Investing Expert #7 — Robert Shiller (author of Irrational Exuberance) on the Effect of Valuations on Long-Term Returns

“There is some popular confusion about..predictability in forecasting long-horizon returns….A related confusion concerns the apparent random-walk property of one-year returns. How, some will ask, can it be that one-year returns are so apparently random, and yet ten-year returns are mostly forecastable?..In looking at one-year returns, one sees a lot of noise, but over longer time intervals this noise effectively averages out, and is less important.” — A paper entitled “Price–Earnings Ratios as Forecasters of Returns: The Stock Market Outlook in 1996”

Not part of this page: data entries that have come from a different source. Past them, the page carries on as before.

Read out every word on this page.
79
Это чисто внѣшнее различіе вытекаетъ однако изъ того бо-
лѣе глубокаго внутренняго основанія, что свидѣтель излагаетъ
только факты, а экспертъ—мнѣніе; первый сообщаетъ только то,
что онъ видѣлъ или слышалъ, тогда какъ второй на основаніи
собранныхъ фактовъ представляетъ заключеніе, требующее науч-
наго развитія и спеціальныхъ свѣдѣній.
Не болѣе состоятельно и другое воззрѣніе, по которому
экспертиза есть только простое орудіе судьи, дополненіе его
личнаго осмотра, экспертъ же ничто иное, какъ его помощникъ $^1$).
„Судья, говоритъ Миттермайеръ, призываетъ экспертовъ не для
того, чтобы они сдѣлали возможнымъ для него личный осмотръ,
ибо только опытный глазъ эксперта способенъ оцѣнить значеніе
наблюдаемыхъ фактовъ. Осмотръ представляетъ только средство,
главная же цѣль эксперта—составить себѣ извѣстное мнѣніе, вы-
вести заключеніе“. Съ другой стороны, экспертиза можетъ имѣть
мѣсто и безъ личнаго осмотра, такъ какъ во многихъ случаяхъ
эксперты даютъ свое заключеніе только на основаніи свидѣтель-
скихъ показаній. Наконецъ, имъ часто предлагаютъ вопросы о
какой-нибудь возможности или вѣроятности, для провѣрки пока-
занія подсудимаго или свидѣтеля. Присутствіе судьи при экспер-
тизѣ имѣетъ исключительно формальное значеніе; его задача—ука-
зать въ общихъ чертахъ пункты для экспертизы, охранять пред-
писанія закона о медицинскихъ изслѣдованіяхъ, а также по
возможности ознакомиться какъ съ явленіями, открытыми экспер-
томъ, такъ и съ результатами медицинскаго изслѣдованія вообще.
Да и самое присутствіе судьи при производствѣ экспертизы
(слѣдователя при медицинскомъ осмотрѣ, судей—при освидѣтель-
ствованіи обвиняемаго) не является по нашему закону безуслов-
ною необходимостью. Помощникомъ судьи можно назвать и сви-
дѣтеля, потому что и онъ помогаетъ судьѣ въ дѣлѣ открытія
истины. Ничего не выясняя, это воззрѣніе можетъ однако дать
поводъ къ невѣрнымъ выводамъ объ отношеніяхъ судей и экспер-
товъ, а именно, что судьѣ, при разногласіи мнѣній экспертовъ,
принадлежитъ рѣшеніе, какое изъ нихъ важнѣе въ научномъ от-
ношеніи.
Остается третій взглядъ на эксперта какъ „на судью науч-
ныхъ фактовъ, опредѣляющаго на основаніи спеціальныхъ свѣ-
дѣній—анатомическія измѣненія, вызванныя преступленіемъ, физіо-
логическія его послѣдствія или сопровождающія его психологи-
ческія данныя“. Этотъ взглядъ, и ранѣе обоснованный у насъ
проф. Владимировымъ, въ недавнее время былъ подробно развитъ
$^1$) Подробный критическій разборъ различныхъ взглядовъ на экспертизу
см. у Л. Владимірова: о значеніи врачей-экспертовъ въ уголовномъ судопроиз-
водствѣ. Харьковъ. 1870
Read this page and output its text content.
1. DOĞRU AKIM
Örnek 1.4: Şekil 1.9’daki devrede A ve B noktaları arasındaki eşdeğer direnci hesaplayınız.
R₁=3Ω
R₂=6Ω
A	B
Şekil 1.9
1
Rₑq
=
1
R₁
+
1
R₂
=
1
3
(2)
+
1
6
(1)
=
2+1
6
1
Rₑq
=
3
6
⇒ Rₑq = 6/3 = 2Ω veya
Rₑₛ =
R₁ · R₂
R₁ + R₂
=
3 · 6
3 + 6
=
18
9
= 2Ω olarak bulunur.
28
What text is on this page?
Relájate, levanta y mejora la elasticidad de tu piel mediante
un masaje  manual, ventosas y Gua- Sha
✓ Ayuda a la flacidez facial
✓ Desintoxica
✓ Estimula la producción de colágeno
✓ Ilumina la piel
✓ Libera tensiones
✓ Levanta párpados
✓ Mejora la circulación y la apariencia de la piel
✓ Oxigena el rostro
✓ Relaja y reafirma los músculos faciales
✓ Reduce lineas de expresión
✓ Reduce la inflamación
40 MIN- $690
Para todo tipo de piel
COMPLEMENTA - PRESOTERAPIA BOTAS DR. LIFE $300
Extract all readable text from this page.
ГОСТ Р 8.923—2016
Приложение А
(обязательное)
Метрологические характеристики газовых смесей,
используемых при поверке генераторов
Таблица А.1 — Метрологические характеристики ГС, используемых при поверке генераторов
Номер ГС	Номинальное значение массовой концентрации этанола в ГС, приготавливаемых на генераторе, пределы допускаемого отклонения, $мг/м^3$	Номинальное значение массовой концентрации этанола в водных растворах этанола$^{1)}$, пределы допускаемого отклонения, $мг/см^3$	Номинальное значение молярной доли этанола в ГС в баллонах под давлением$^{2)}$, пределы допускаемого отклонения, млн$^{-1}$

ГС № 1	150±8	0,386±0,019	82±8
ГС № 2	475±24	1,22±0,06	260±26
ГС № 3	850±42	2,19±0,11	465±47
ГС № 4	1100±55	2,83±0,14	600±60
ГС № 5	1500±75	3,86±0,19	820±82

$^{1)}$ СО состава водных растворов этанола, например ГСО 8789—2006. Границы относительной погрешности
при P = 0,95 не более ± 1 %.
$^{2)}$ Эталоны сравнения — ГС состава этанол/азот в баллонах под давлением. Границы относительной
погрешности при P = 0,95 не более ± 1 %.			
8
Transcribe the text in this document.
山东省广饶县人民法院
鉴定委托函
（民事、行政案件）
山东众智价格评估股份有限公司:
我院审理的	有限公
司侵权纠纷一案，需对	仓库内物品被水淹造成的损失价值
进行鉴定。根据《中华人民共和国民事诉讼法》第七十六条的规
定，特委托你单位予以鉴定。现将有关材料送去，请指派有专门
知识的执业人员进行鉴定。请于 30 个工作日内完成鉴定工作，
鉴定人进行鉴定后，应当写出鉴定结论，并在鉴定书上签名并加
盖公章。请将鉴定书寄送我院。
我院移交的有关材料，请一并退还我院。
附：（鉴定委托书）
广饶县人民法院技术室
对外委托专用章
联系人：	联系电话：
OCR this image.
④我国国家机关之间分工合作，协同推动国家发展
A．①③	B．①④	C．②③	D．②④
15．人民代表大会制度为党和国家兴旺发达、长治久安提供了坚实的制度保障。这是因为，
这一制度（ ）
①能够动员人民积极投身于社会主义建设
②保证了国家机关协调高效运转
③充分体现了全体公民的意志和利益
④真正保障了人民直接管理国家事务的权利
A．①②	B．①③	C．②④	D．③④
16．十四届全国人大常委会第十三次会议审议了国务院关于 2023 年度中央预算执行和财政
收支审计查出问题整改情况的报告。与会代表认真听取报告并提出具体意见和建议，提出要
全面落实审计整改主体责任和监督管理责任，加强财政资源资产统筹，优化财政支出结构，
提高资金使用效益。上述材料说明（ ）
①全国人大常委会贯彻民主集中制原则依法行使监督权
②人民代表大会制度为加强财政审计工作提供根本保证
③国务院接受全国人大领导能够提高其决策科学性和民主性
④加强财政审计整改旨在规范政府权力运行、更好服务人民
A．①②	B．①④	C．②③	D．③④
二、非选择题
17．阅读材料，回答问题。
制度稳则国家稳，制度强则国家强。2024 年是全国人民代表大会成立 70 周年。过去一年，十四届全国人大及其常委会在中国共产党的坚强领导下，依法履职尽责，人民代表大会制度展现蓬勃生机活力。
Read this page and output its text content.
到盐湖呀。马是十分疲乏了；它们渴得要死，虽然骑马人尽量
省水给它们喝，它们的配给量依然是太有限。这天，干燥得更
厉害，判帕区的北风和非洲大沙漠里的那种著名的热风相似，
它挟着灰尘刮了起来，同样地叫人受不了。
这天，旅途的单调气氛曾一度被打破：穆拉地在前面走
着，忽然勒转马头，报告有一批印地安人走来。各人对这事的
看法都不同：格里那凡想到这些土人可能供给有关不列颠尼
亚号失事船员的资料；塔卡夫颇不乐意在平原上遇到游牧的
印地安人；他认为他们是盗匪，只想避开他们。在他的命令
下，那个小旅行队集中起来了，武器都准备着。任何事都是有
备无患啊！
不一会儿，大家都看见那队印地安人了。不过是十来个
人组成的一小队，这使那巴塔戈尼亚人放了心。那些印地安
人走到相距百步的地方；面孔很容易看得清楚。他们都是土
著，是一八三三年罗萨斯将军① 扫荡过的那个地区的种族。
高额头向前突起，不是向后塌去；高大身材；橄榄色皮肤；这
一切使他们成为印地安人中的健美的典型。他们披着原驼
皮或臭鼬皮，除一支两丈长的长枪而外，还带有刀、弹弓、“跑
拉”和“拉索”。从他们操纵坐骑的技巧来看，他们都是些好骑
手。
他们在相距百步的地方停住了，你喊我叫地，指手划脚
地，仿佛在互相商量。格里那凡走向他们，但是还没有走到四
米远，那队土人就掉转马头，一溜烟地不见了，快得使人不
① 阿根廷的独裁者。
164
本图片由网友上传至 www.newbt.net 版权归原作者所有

Investing Expert #8 — Michael Alexander (author of Stock Cycles) on the Effect of Valuations on Long-Term Returns

“No analyst can give precise answers to questions about the future of the stock market or the economy and be right all the time. This is the realm of prophecy and fortune-telling, not scientific analysis. On the other hand, it is not true that the future is completely unpredictable. As I write this sentence in January 2000 the temperature outside is well below freezing. If you were to ask me to predict whether it will be warmer or cooler next Tuesday, I would be unable to give a correct answer. However, if you asked me what sort of temperature to expect on April 9, I could predict “warmer than today” and almost certainly be right.” — Page 8 of Stock Cycles

Investing in Index Funds

”The effect of holding time on stock returns in overvalued markets is the opposite of what it is for all markets. Normally, holding stocks for longer periods of time increases the probability that they will beat other types of investments such as money markets. This observation led to the commonly held belief that for long-term investors, any time is a good time to invest since the long-term trend in Figure 2.1 dominates over time. In the case of overvalued markets (like today) holding for longer times, up to 20 years, does not increase your odds of success.” — Page 30, Stock Cycles

Investing Expert #9 — John Hussman (President of Hussman Econometrics Advisors) on the Effect of Valuations on Long-Term Returns

“The notion that rich valuations on record profit margins can be overlooked, and will not be followed by sub-par long-term returns, is a speculative idea that runs counter to all historical evidence. It is an iron law of finance that valuations drive long-term returns.” — Minding the Hinges on Pandora’s Box, January 7, 2008.